The eukaryotic linear motif resource - 2018 update

Abstract

Short linear motifs (SLiMs) are protein binding modules that play major roles in almost all cellular processes. SLiMs are short, often highly degenerate, difficult to characterize and hard to detect. The eukaryotic linear motif (ELM) resource (elm.eu.org) is dedicated to SLiMs, consisting of a manually curated database of over 275 motif classes and over 3000 motif instances, and a pipeline to discover candidate SLiMs in protein sequences. For 15 years, ELM has been one of the major resources for motif research.

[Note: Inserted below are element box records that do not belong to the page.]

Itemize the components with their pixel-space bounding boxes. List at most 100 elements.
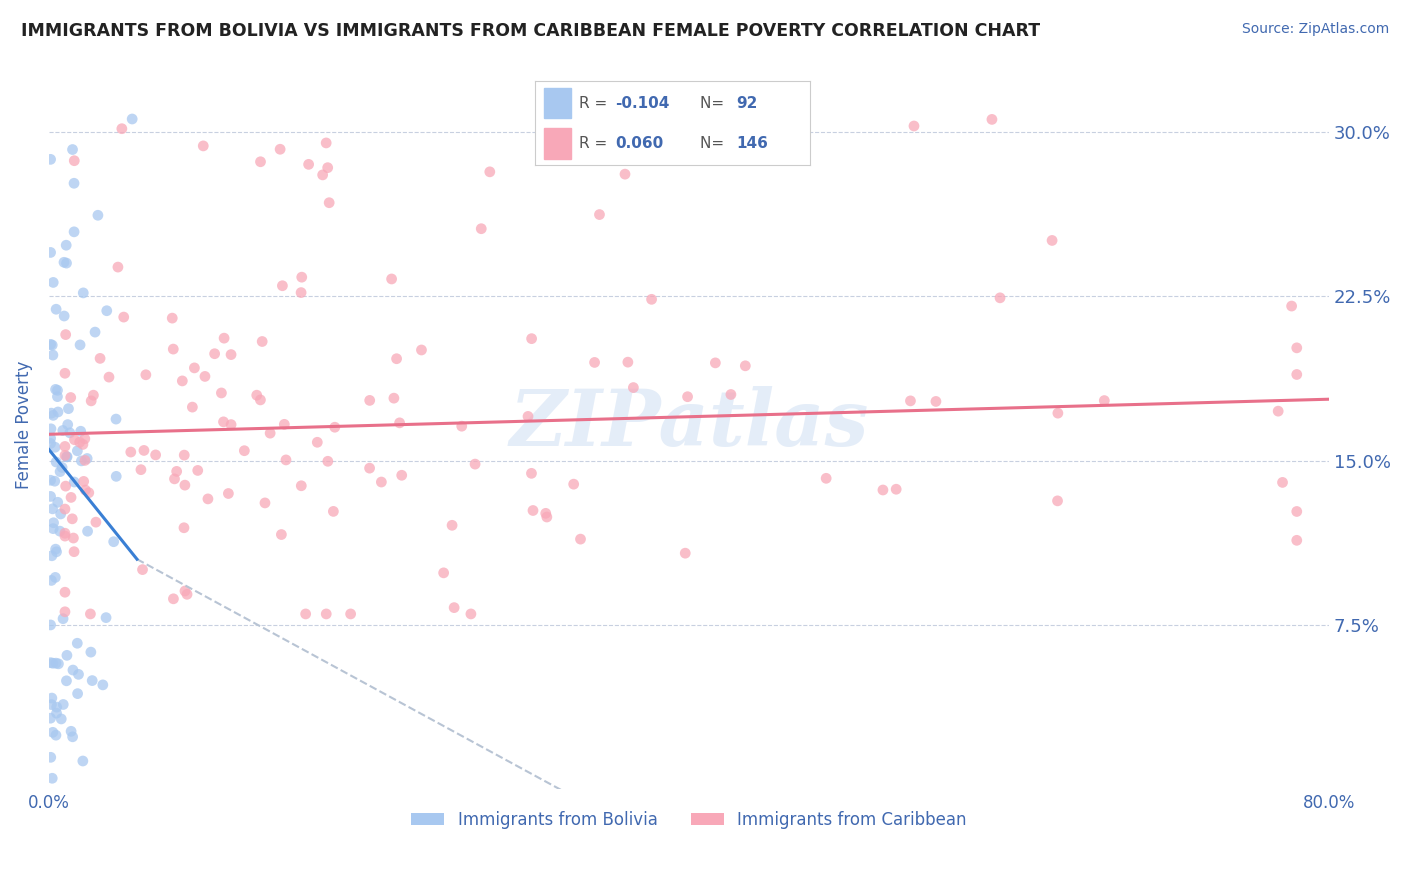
- Text: ZIPatlas: ZIPatlas: [509, 386, 869, 463]
- Point: [1285, 504, 1308, 518]
- Point: [194, 369, 217, 384]
- Point: [55, 327, 77, 342]
- Point: [45, 700, 67, 714]
- Point: [291, 270, 314, 285]
- Point: [1046, 493, 1069, 508]
- Point: [63, 475, 86, 489]
- Point: [42, 348, 65, 362]
- Point: [45, 706, 67, 720]
- Point: [219, 417, 242, 432]
- Point: [87, 208, 110, 222]
- Point: [42, 409, 65, 423]
- Point: [39, 490, 62, 504]
- Point: [131, 563, 153, 577]
- Point: [569, 532, 592, 546]
- Point: [63, 544, 86, 558]
- Point: [903, 119, 925, 133]
- Point: [48, 657, 70, 671]
- Point: [219, 348, 242, 362]
- Point: [39, 473, 62, 487]
- Point: [96, 303, 118, 318]
- Point: [41, 338, 63, 352]
- Point: [187, 463, 209, 477]
- Point: [621, 380, 644, 394]
- Point: [52, 698, 75, 712]
- Point: [41, 691, 63, 706]
- Point: [45, 728, 67, 742]
- Point: [72, 754, 94, 768]
- Point: [815, 471, 838, 485]
- Point: [520, 467, 543, 481]
- Point: [70, 454, 93, 468]
- Point: [53, 255, 76, 269]
- Point: [460, 607, 482, 621]
- Point: [51, 712, 73, 726]
- Point: [163, 472, 186, 486]
- Point: [60, 491, 83, 505]
- Point: [45, 656, 67, 670]
- Point: [129, 463, 152, 477]
- Point: [42, 276, 65, 290]
- Point: [318, 195, 340, 210]
- Point: [588, 208, 610, 222]
- Point: [44, 474, 66, 488]
- Point: [381, 272, 404, 286]
- Point: [53, 439, 76, 453]
- Point: [62, 663, 84, 677]
- Point: [522, 503, 544, 517]
- Point: [53, 502, 76, 516]
- Point: [46, 495, 69, 509]
- Text: IMMIGRANTS FROM BOLIVIA VS IMMIGRANTS FROM CARIBBEAN FEMALE POVERTY CORRELATION : IMMIGRANTS FROM BOLIVIA VS IMMIGRANTS FR…: [21, 22, 1040, 40]
- Point: [41, 771, 63, 785]
- Point: [166, 464, 188, 478]
- Point: [517, 409, 540, 424]
- Legend: Immigrants from Bolivia, Immigrants from Caribbean: Immigrants from Bolivia, Immigrants from…: [404, 805, 973, 836]
- Point: [120, 445, 142, 459]
- Point: [53, 529, 76, 543]
- Point: [311, 168, 333, 182]
- Point: [1285, 341, 1308, 355]
- Point: [173, 448, 195, 462]
- Point: [56, 450, 79, 464]
- Point: [385, 351, 408, 366]
- Point: [925, 394, 948, 409]
- Point: [55, 256, 77, 270]
- Point: [253, 496, 276, 510]
- Point: [41, 549, 63, 563]
- Point: [39, 422, 62, 436]
- Point: [52, 612, 75, 626]
- Point: [981, 112, 1004, 127]
- Point: [107, 260, 129, 274]
- Point: [56, 648, 79, 663]
- Point: [94, 610, 117, 624]
- Point: [45, 383, 67, 397]
- Point: [1271, 475, 1294, 490]
- Point: [67, 667, 90, 681]
- Point: [1281, 299, 1303, 313]
- Point: [900, 393, 922, 408]
- Point: [59, 425, 82, 440]
- Point: [339, 607, 361, 621]
- Point: [69, 338, 91, 352]
- Point: [53, 526, 76, 541]
- Point: [79, 607, 101, 621]
- Point: [197, 491, 219, 506]
- Point: [111, 121, 134, 136]
- Point: [60, 724, 83, 739]
- Point: [145, 448, 167, 462]
- Point: [44, 440, 66, 454]
- Point: [271, 278, 294, 293]
- Point: [162, 311, 184, 326]
- Point: [39, 711, 62, 725]
- Point: [53, 366, 76, 380]
- Point: [217, 486, 239, 500]
- Point: [39, 245, 62, 260]
- Point: [53, 605, 76, 619]
- Point: [370, 475, 392, 489]
- Point: [173, 521, 195, 535]
- Point: [174, 478, 197, 492]
- Point: [1046, 406, 1069, 420]
- Point: [259, 426, 281, 441]
- Point: [55, 238, 77, 252]
- Point: [63, 225, 86, 239]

In this database update, we present the latest additions to the database including 32 new motif classes, and new features including Uniprot and Reactome integration. Finally, to help provide cellular context, we present some biological insights about SLiMs in the cell cycle, as targets for bacterial pathogenicity and their functionality in the human kinome.

Figure 1.

The number of SLiMs (motif classes and motif instances) created and modified in ELM. For the past 15 years, ELM has been steadily growing, and the total number of motif classes (dark orange) and motif instances (dark purple) continues to grow each year. As of September 2017, there are over 275 motif classes defined, and over 3000 motif instances annotated. Besides contributing new content, curators also updated existing annotations to include new findings (last modification dates for motif classes in dashed light purple and for motif instances in dashed light orange).

Figure 2.

SLiMs play major roles in many biological pathways, including those involved in the progression of the cell cycle. Using the Reactome pathway annotations downloaded from ELM and using Cytoscape (42) to visualize the data, we can see that many SLiMs (especially Ligand and Degradation motifs) are involved in the cell cycle (A) and specifically in the mitotic spindle checkpoint (B).

Figure 3.

Surface representation showing two MAPK docking motifs bound to the MAPK docking groove. Negative charges and positive charges are shown in red and blue, respectively, on MAPK and the docking motif is rendered in yellow. (A) The N- to C-terminal orientation of the MAPK docking motif shown for the DOC_MAPK_NFAT4_5 motif (with regular expression: [RK][∧P][∧P][LIM].L.[LIVMF]). Here, charged amino acids [RK] are followed by hydrophobic residues (PDB:2XS0; (43)). (B) The reverse MAPK docking motif shown for the DOC_MAPK_RevD_3 motif (with regular expression: [LIVMPFA].[LIV].1,2[LIVMP].4,6[LIV]..[RK][RK]), where the N-terminus has hydrophobic amino acids followed by charged residues (PDB:2Y9Q; (43)). Figures produced using Chimera (46).